Mais notre modèle n'est pas le seul. Avec nos banques de développement, nous soutenons des pays du Sud qui ont parfois des politiques commerciales antagonistes à celle de l'UE. « Quel intérêt ont les prêts de la Banque mondiale avec leurs conditions anti-corruption pour des pays en développement lorsque des Fonds souverains proposent de meilleurs accords sans restrictions ? », s'est-il aussi interrogé. « Nous nous sommes trompés en pensant que nous vivions dans un monde sans idéologie » et « l'apparition d'un capitalisme autoritaire comme alternative aux économies de marché démocratiques est probablement la dernière bataille idéologique, intellectuelle et morale à laquelle nous faisons face », estime-t-il encore, avant d'exhorter à « repenser nos politiques ». Il nous faut « plus de courage, de vision et une compréhension d'où nous et le monde serons dans 20 ou 25 ans ».
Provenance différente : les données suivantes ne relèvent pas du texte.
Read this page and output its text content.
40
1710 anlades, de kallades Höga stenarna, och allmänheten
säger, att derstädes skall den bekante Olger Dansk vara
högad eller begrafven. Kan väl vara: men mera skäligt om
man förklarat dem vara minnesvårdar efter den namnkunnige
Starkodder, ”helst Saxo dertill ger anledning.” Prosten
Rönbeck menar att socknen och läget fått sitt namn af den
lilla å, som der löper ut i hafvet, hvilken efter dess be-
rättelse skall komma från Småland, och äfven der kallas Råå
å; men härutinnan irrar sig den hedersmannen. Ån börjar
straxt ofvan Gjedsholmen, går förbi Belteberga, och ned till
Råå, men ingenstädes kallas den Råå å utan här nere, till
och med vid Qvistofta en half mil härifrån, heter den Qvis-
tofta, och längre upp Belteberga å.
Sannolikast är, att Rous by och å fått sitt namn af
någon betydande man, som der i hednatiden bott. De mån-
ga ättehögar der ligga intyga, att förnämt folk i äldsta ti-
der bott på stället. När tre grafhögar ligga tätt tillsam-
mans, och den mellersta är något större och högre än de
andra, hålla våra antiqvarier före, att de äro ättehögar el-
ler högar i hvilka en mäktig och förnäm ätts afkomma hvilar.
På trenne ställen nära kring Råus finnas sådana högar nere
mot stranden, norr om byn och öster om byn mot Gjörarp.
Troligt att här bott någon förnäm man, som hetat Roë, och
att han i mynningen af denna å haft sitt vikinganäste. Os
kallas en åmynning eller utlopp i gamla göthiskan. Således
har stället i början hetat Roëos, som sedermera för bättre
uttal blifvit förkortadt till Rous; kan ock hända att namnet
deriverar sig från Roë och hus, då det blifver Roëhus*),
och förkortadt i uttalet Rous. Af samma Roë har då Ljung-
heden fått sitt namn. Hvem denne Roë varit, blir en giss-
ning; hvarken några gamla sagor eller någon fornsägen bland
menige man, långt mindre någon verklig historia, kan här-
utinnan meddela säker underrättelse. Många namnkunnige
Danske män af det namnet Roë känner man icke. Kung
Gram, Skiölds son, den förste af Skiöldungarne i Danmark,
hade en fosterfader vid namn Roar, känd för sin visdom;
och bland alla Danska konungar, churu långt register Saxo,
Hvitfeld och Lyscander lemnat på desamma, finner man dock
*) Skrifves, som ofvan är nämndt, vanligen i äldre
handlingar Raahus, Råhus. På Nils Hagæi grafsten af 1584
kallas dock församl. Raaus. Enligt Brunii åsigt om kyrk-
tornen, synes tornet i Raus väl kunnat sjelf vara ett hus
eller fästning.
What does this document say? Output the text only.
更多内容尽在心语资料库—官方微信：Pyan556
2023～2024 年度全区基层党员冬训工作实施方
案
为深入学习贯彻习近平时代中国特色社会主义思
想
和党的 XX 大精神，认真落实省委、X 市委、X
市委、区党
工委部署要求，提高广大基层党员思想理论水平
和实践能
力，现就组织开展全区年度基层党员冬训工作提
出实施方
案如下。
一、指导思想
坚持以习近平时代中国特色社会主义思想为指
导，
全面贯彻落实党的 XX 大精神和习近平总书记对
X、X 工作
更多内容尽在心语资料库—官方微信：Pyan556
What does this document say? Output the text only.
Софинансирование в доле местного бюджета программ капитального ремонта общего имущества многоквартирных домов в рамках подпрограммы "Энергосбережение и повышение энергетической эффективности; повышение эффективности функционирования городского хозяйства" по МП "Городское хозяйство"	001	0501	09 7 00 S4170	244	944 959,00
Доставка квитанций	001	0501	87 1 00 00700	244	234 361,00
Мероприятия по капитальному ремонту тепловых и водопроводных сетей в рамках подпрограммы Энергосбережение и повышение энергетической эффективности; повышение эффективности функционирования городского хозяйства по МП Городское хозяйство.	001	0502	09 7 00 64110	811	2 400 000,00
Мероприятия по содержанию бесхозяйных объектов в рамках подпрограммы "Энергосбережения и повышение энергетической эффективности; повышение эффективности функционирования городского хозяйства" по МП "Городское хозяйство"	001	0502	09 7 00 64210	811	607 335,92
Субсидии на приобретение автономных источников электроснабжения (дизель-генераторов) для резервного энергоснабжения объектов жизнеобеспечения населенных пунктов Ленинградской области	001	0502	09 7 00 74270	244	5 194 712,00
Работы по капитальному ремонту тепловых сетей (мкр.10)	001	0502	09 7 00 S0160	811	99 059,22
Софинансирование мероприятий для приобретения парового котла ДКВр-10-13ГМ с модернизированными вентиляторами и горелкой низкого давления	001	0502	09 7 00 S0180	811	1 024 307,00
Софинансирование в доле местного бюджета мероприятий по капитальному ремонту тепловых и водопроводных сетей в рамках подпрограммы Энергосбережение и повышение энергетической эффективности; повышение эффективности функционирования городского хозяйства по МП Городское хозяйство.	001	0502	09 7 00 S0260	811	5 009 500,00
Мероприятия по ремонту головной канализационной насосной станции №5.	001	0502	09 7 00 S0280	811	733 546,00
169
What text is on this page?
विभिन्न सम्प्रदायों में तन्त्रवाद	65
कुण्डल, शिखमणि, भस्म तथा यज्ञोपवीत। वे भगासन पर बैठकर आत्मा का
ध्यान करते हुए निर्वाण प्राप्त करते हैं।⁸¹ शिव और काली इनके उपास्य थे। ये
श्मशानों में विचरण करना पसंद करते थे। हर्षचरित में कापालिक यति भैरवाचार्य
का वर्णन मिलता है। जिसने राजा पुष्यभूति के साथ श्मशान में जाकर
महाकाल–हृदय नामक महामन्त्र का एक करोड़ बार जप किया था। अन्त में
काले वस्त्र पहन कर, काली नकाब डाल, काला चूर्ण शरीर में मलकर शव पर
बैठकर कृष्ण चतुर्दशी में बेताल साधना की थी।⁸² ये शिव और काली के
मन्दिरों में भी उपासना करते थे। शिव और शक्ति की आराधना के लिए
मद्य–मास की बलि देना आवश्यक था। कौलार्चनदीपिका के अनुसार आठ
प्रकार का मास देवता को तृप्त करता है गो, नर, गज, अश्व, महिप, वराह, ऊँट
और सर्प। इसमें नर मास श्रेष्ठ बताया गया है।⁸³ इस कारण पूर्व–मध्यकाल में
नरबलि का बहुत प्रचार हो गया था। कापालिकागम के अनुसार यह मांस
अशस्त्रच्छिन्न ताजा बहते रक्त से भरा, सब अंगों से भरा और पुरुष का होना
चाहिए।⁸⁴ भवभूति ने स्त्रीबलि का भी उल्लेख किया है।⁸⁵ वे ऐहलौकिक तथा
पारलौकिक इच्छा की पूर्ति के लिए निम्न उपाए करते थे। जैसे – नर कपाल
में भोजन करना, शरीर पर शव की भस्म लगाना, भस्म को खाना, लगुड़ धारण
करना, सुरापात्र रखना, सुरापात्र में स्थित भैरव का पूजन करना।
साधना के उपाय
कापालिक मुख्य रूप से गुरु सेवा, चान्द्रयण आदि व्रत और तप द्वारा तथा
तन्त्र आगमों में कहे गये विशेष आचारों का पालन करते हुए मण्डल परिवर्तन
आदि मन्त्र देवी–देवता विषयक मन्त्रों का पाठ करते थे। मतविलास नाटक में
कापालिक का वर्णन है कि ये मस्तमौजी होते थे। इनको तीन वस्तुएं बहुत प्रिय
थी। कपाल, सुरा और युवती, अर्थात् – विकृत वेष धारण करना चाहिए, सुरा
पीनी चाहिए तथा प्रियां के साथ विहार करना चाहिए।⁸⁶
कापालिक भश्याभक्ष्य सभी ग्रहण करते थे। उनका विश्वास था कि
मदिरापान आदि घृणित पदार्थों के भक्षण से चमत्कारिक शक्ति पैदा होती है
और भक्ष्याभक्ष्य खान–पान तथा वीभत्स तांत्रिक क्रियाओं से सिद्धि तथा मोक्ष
Pour être fort dans le monde, il faut d'abord l'être chez soi et avoir le soutien des citoyens. Ces derniers doivent mieux se connaître les uns les autres, ce qui implique plus d'échanges, une meilleure connaissance des langues respectives (il souhaite que chaque étudiant connaisse au moins une langue d'un autre Etat membre de l'UE, en dehors de l'anglais) et de penser en termes de régions. L'histoire est au cœur de ce défi, car pour parvenir à « une Europe des citoyens européens », il importe de « savoir qui nous sommes, d'où nous venons et comment nous sommes arrivés là ». Tout à la fois héritiers des réformes sociales de Bismarck et du régime de Salazar, de la première démocratie constitutionnelle du monde, ainsi que des répressions des services de sécurité intérieur, nous devons apprendre à connaître le passé des uns et des autres pour construire un avenir commun. L'Europe est loin d'être construite: « Que la force ne nous manque pas ! », a-t-il conclu. (A.B.)